Именно в XVIII веке — веке, опять же, эпистолярного жанра — письма, на этот раз подлинные, а не вымышленные, начали играть в значительной степени вспомогательную роль в еще одном отделе литературы — биографии. Они всегда делали это, конечно, в степени менее важной в истории, подразделением которой на самом деле является биография. Истину, выраженную в приведенном выше изречении псевдо-Деметрия относительно освещающей силы писем для характеристики личности, не мог упустить ни один историк и ни один биограф, который был в здравом уме — даже если бы у него под рукой не было более поразительных примеров, чем то письмо императора Тиберия Сенату, которое является одной из тацитовских молний во тьме истории.

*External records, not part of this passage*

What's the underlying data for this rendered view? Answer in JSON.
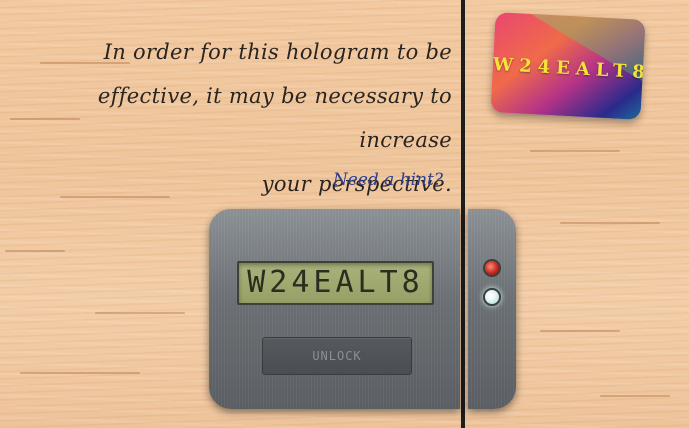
{
  "instructions": {
    "line1": "In order for this hologram to be",
    "line2": "effective, it may be necessary to increase",
    "line3": "your perspective."
  },
  "hint": {
    "label": "Need a hint?",
    "color": "#2c3f8f"
  },
  "hologram_card": {
    "code": "W24EALT8"
  },
  "lock": {
    "display_value": "W24EALT8",
    "unlock_label": "UNLOCK",
    "indicators": [
      {
        "name": "status-led-red",
        "color": "#c8281e"
      },
      {
        "name": "status-led-white",
        "color": "#e8f6f4"
      }
    ]
  }
}
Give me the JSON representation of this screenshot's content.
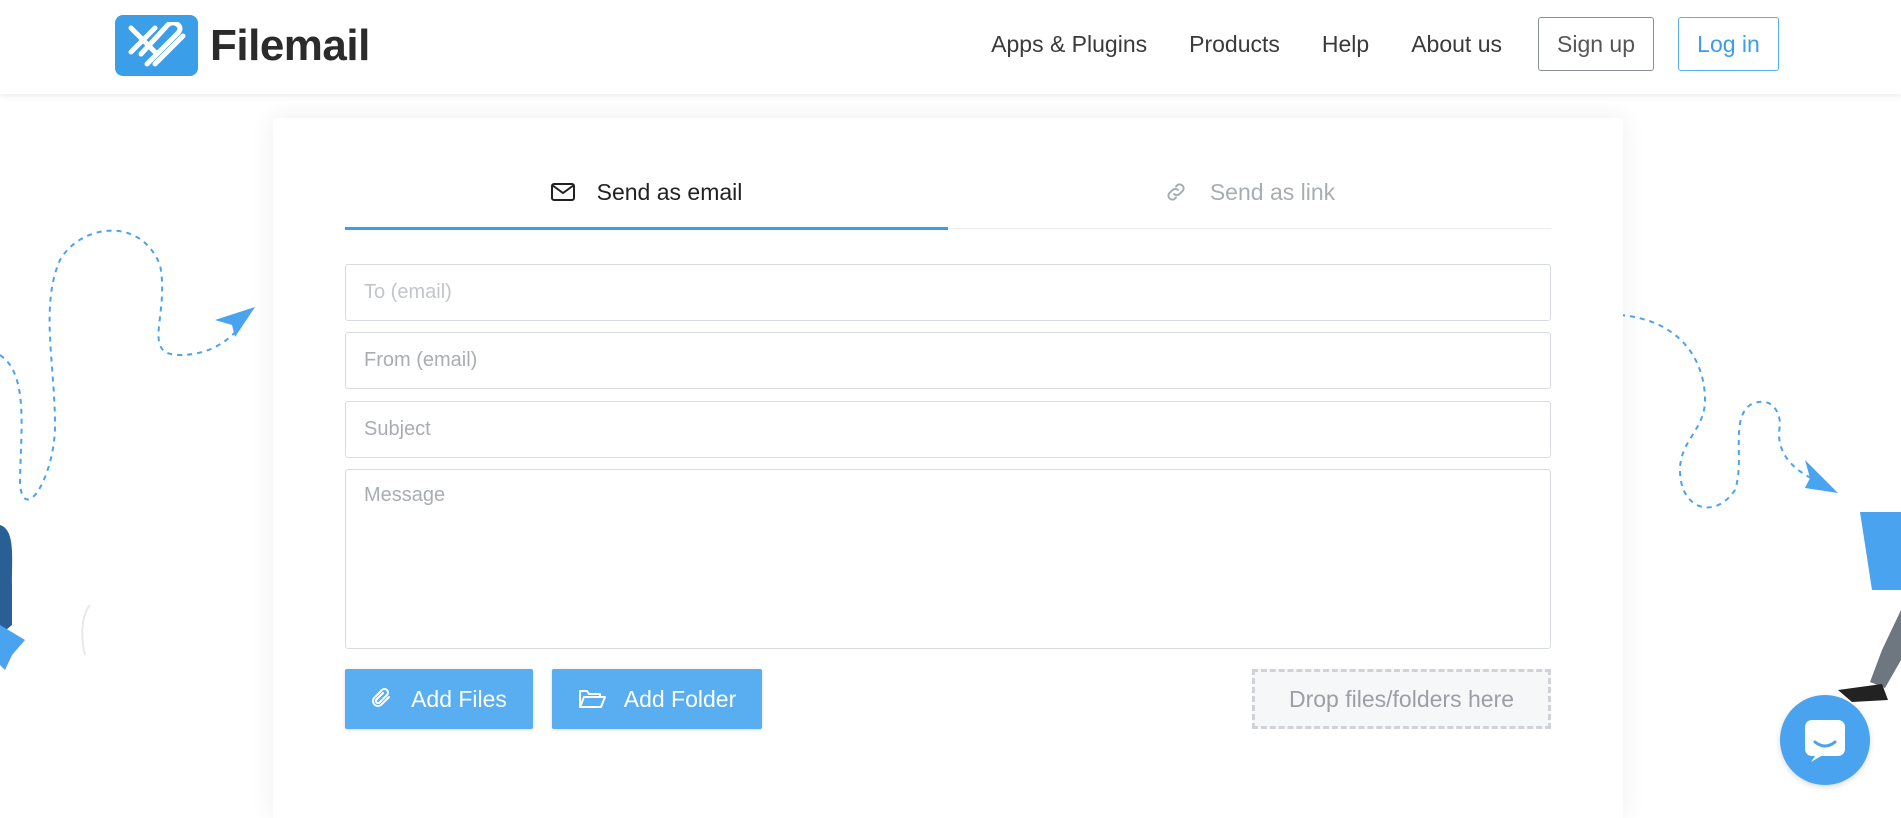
{
  "brand": {
    "name": "Filemail",
    "color": "#3a9fe8"
  },
  "nav": {
    "items": [
      "Apps & Plugins",
      "Products",
      "Help",
      "About us"
    ],
    "signup_label": "Sign up",
    "login_label": "Log in"
  },
  "tabs": [
    {
      "label": "Send as email",
      "icon": "envelope-icon",
      "active": true
    },
    {
      "label": "Send as link",
      "icon": "link-icon",
      "active": false
    }
  ],
  "form": {
    "to_placeholder": "To (email)",
    "from_placeholder": "From (email)",
    "subject_placeholder": "Subject",
    "message_placeholder": "Message"
  },
  "buttons": {
    "add_files": "Add Files",
    "add_folder": "Add Folder"
  },
  "dropzone_label": "Drop files/folders here",
  "colors": {
    "accent": "#58aef0",
    "text": "#333333",
    "muted": "#a8adb3"
  }
}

Но заслуга использования писем в качестве главной составляющей биографии — создания класса книг «биографии в письмах», который заполняет столь значительную часть полок современных библиотек, — была приписана, что касается английского языка, Мейсону в его работе с Греем. Так мало можно сказать в пользу Мейсона, что нам не нужно слишком пристально вникать в его право на эту похвалу: хотя критическую совесть нужно успокоить, добавив, что он злоупотреблял своей привилегией редактора и «литературного душеприказчика», бесстыдно искажая тексты. Босуэлл оказал Мейсону честь, признав его пример, и, что гораздо важнее, последовав ему; и это практически решило вопрос. За исключением коротких произведений, которые должны быть особого совершенства, как «Стерлинг» Карлейля, этот план с тех пор всегда соблюдался: и здесь, по крайней мере, не может быть сомнений в том, что при некотором благоприятном стечении обстоятельств это лучший из возможных планов. Вы получаете, как уже было сказано, характер из первых рук; если письма включают послания как к нему или ней, так и от него или нее, вы получаете бесценные дополнительные сведения; вы получаете, за исключением случаев преднамеренного обмана или большой небрежности, самые достоверные отчеты о фактах; и вы можете, или должны быть в состоянии, слышать, как человек говорит.

В то же время следует признать, что эта схема «биографии в письмах», как и любой вид искусства, требует осторожности: и, как и большинство человеческих вещей, подвержена опасностям и трудностям в дополнение к некоторым ранее отмеченным. Прежде всего, необходимо учитывать качество писем. Так случилось, что Мейсон, учредитель по вежливости, имел необычайно хороший материал для работы. Грей, как указано выше и как также, с некоторыми оговорками, уже сделанными или очень скоро сделанными, общепризнанно, является одним из наших лучших авторов писем. Но не каждый — даже не каждый значительный писатель или писательница — может писать хорошие письма.

И помимо этого — помимо искушения полагаться на письма и просто печатать их, заслуживают они того или нет, — существует дальнейшая трудность — судя по редкости хороших биографий, очень большая и настойчивая — составления каркаса самой биографии так, чтобы он соответствовал письмам, — чтобы подать золотые яблоки в картине, не слишком очевидно составленной из металла, более низкого, чем серебро. Если этого не сделать, было бы лучше просто «зарегистрировать» сами письма с самым скудным графиком дат и фактов, чтобы помочь их пониманию. Но рассмотрение различных методов этого — еще более представления писем отдельно от намеренного биографического замысла — завело бы нас слишком далеко. «Кромвель» Карлейля — представление необычайно сложного набора документов не просто с соединительным повествованием, но с полным пояснительным комментарием, включая парафраз, является таким же замечательным достижением, и гораздо более сложным, чем его «Стерлинг» в плане чистой и простой биографии. Возможно, хотя и менее восхитительный, он не менее восхитителен по своему стилю, чем другой в своем роде. Но он, конечно, имеет недостаток, неся в себе отчетливо полемический характер и, действительно, намерение. У нас в последнее время было по крайней мере два примера максимально полного комментария с минимально возможной полемикой в «Грее» г-на Тови и менее объемного, но отлично адекватного редактирования в «Уолполе» миссис Тойнби.

"letters from unknowns"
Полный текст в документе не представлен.